I don’t think that the manually-installed version of the plugin will work if it’s moved to the Engine plugins. You may need to install it on a per-project basis. Does the plugin work if you move it to the Plugins folder of your project? You may need to create the Plugins folder if it does not already exist.
Yeah unfortunately you can’t just copy a working plugin from a project to the Engine/Plugins/Marketplace directory. You need to “package” the plugin as an engine plugin first. You should be able to do that by going to Edit → Plugins, finding the Cesium for Unreal plugin in the Geospatial section, and clicking the Package button.
It can be a bit persnickety though.
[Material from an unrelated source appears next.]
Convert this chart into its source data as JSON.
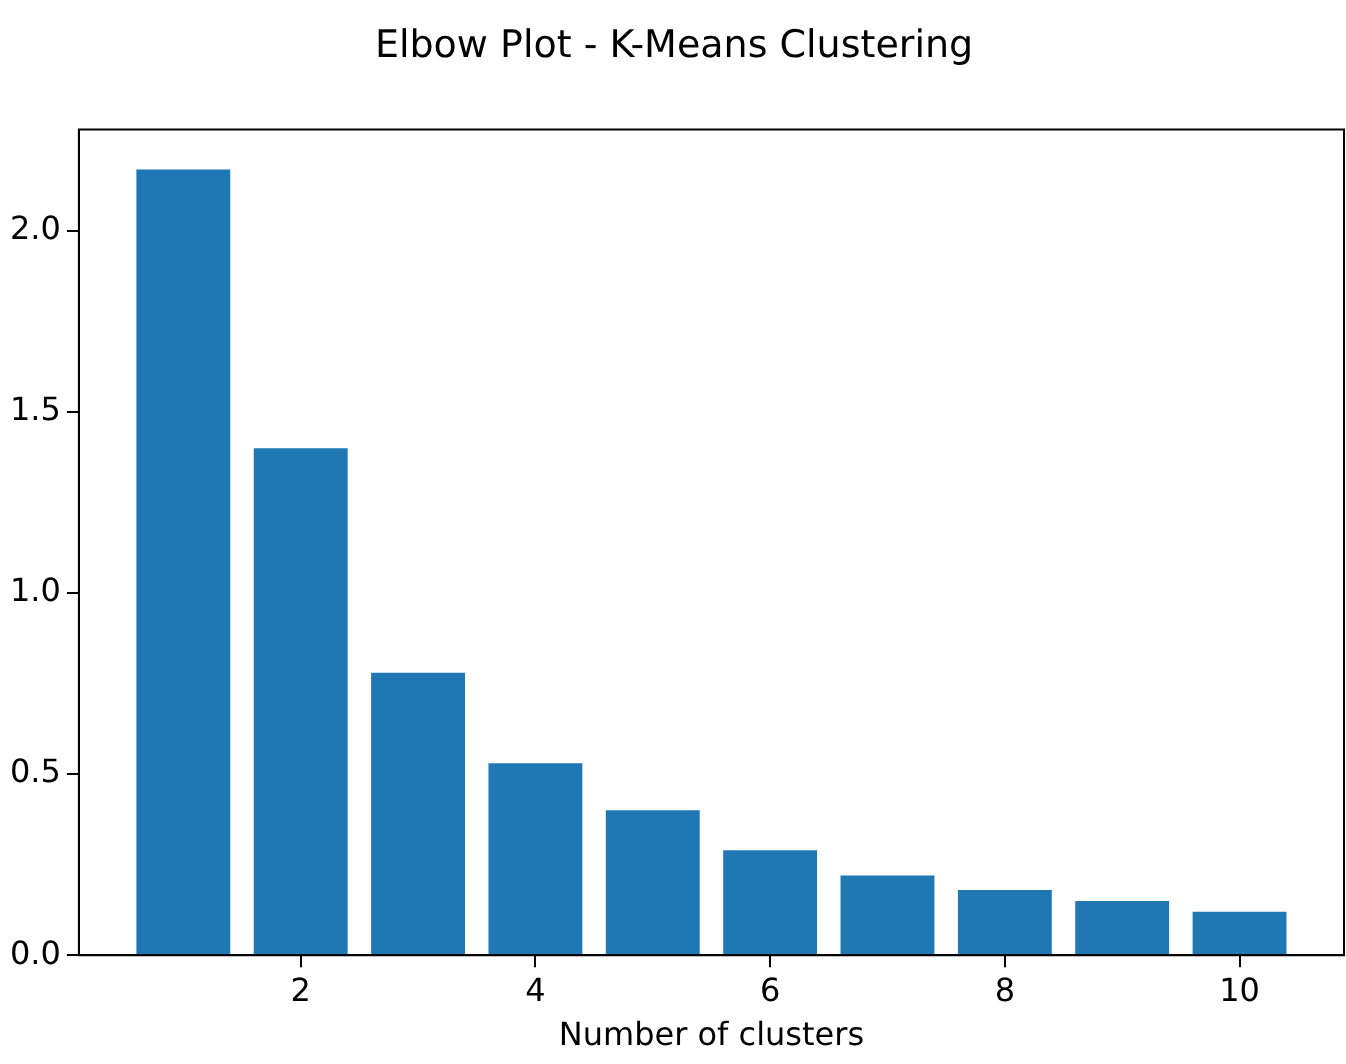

For example, you need a Release build of cesium-native (and should either delete the Debug build, or make sure it is up-to-date). You also need exactly the right Xcode, or at least you need to build cesium-native targeting the right Xcode version.
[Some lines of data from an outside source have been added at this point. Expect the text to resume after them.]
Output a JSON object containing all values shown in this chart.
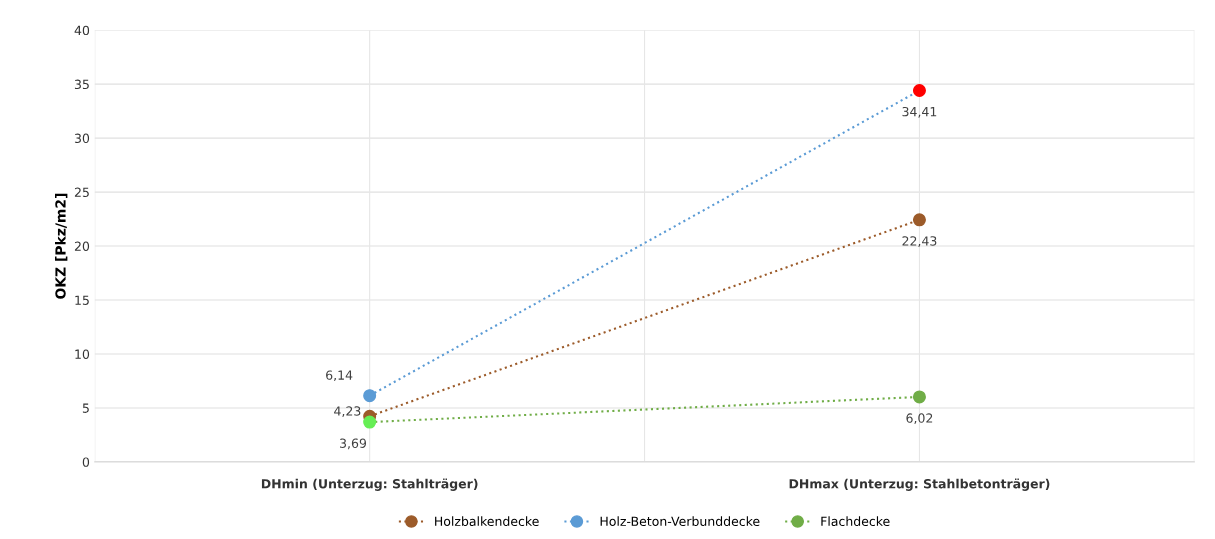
{
  "chart_data": {
    "type": "line",
    "ylabel": "OKZ [Pkz/m2]",
    "categories": [
      "DHmin (Unterzug: Stahlträger)",
      "DHmax (Unterzug: Stahlbetonträger)"
    ],
    "series": [
      {
        "name": "Holzbalkendecke",
        "color": "#9c5b2a",
        "colors": [
          "#9c5b2a",
          "#9c5b2a"
        ],
        "values": [
          4.23,
          22.43
        ],
        "value_labels": [
          "4,23",
          "22,43"
        ]
      },
      {
        "name": "Holz-Beton-Verbunddecke",
        "color": "#5b9bd5",
        "colors": [
          "#5b9bd5",
          "#ff0000"
        ],
        "values": [
          6.14,
          34.41
        ],
        "value_labels": [
          "6,14",
          "34,41"
        ]
      },
      {
        "name": "Flachdecke",
        "color": "#70ad47",
        "colors": [
          "#66ee55",
          "#70ad47"
        ],
        "values": [
          3.69,
          6.02
        ],
        "value_labels": [
          "3,69",
          "6,02"
        ]
      }
    ],
    "ylim": [
      0,
      40
    ],
    "yticks": [
      0,
      5,
      10,
      15,
      20,
      25,
      30,
      35,
      40
    ],
    "grid": true,
    "legend": "bottom",
    "marker": "circle",
    "line_style": "dotted"
  }
}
Epic documents the requirements in the release notes for each version. Here it is for UE5:
So basically when building for macOS, we need to target Xcode 12.4 and macOS 10.15.7.
It’s an unfortunate reality of C++ that all these little details matter a lot, and nothing works if you get them wrong.
BUT we recently added UE5 macOS and iOS builds to our automated build process. So at this point you can just grab pre-built binaries included with the release. We’ve submitted them to the Epic Marketplace too, so they’ll be available there as soon as Epic approves the submission (should just be a day or two).